In futsal you have limited space, the equivalent of 37 v 37 on an 11 a side football pitch.
Futsal is fast and intense. Your mind is constantly active. It is both physically and mentally challenging.
In possession you are required to think fast:
• where and when to move and create space for you our your teammate
• when to pass, dribble or shoot
You have to be technically good and have good game awareness and intelligence to find space, retain possession and create goalscoring opportunities.
Once you lose possession you are required to:
• have the desire to work hard for the team
• track back and follow runners
• press at the right time
• have a tactical understanding
• regain possession without conceding a goal
Every player on the court is involved in the game. Intelligent and more technical players get the opportunity to shine, both on and off the ball.
In my opinion, the way Scottish football is structured, players with the aforementioned attributes can be overlooked in favour of fast, powerful kids that can kick the ball harder. These kids are less talented but are more productive on a football pitch at that time.
Kids start off playing fun 4's and 5's and those with the pace, power and will to win dictate the majority of games. Sometimes you'd be better playing 1 or 2 a side as they are the only players touching the ball.
Towards the end of 5's when space is more limited and the game is more challenging, what happens? We move to a bigger pitch and bigger goals. Who does this benefit?The same process happens on the transition from 7 to 11 a side.

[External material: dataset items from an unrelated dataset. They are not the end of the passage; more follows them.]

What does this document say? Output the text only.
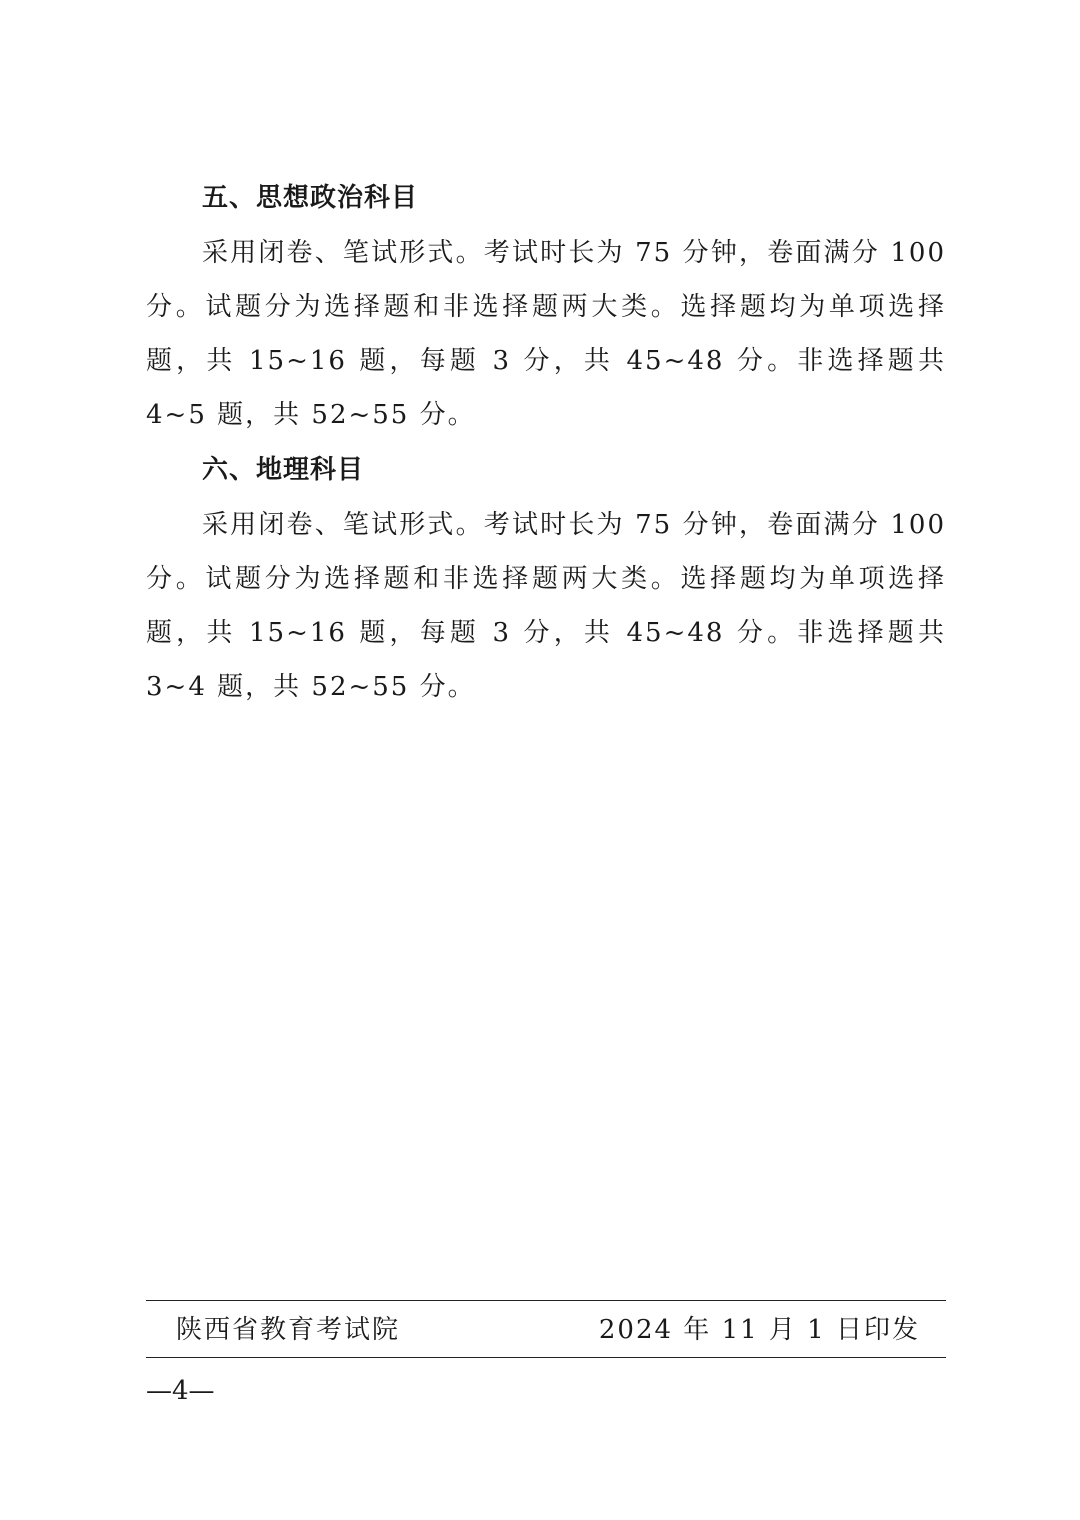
五、思想政治科目

采用闭卷、笔试形式。考试时长为 75 分钟，卷面满分 100 分。试题分为选择题和非选择题两大类。选择题均为单项选择题，共 15~16 题，每题 3 分，共 45~48 分。非选择题共 4~5 题，共 52~55 分。

六、地理科目

采用闭卷、笔试形式。考试时长为 75 分钟，卷面满分 100 分。试题分为选择题和非选择题两大类。选择题均为单项选择题，共 15~16 题，每题 3 分，共 45~48 分。非选择题共 3~4 题，共 52~55 分。

陕西省教育考试院	2024 年 11 月 1 日印发
—4—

By this time, academies are full of players that have been excelling on a bigger pitch with more space. Do they have the same qualities once all the players mature and physically develop? Are they intelligent enough to break down a team that parks the bus with 21 players playing in less than half a pitch?
Personally, I feel academies frequently (not always) recruit the wrong players. They recruit what appear to be good players, but once you look closer a lot of the players lack in game intelligence and awareness.
I believe the structure of our game dictates the type of player selected. Although we play non competitive until under 13 age group, there's far to much emphasis on selecting a winning team from 7 years old. Winning comes before development.
I set up a winter futsal league 3 years ago and numbers have continued to rise year on year. This winter we hav e an amazing 93 teams involved in futsal in Fife, with over 900 players involved.
You may or may not be surprised to know that although the leagues have been successful and that 18 of the top 20 players in world football come from futsal backgrounds, very few people from the professional game have came to have a look at these players.
The question is why? We should be embracing something that has a proven track record of developing WORLD CLASS players.
If you take the time to look, there's intelligent, creative and technically gifted players out there.